Después
de los partidos del Real Valladolid busco un escondrijo mental para evadirme y
escribir en la cabeza lo que luego traspaso a este papel. Muchas de las veces
esos momentos de mismidad se producen mientras voy sobre la bici. Los primeros
pedales ahuecan el cerebro para que, una vez vacío, se vaya llenando de
renglones. Hay días en que se escriben solos, otros hay que arrancarlos de
alguna parte. Ayer parecía uno de esos en que no se me ocurría la idea que
hilvanara lo que pretendía decir hasta que, a medio camino, la rueda delantera
perdió todo su aire.
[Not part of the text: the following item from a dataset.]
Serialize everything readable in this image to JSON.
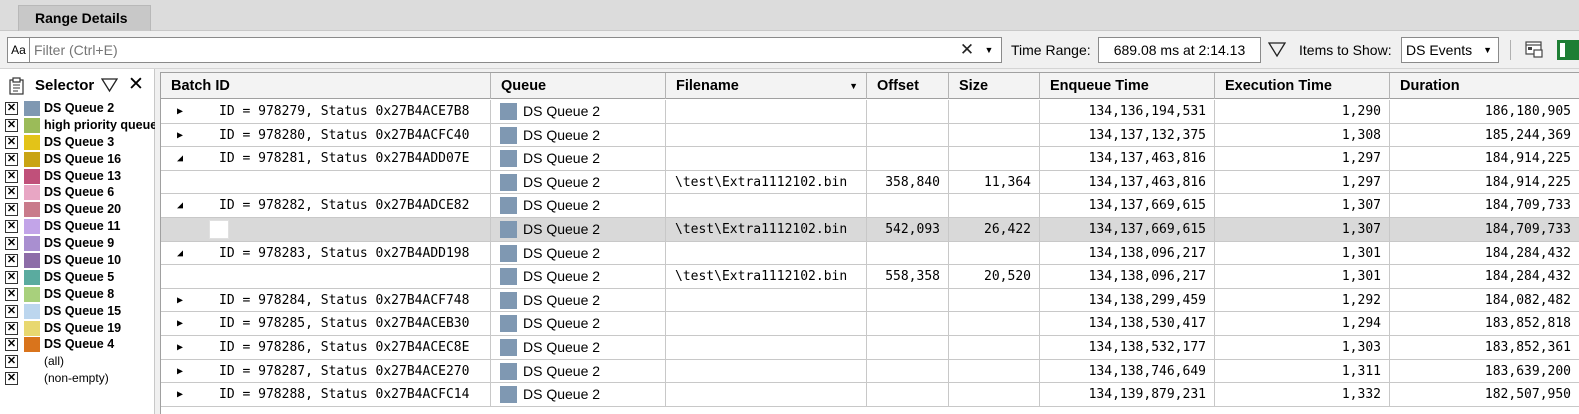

Me bajé, cualquiera que haya tenido un pinchazo lo
imagina, maldiciendo todo lo nacido y apoyé la bicicleta sobre una pared
decidiendo si iba o volvía. Miré la bicicleta, estaba tan guapa como siempre, con
la misma sonrisa generosa, con el mismo gesto que te dice que cuentes con su
compañía y que siempre muestra antes de emprender cualquier viaje. La seguía
mirando, cada pieza estaba en su sitio, su cuadro, su manillar, sus pedales;
nada hacía pensar que mi leal compañera no iba a poder ayudarte como de
costumbre. Un detalle, un nimio detalle, hizo que su rostro se entornara, que
te mirase con esos ojos que pone cuando no puede dar más de lo que por sí
acostumbra. Le faltaba el aire a una rueda, le faltaba todo.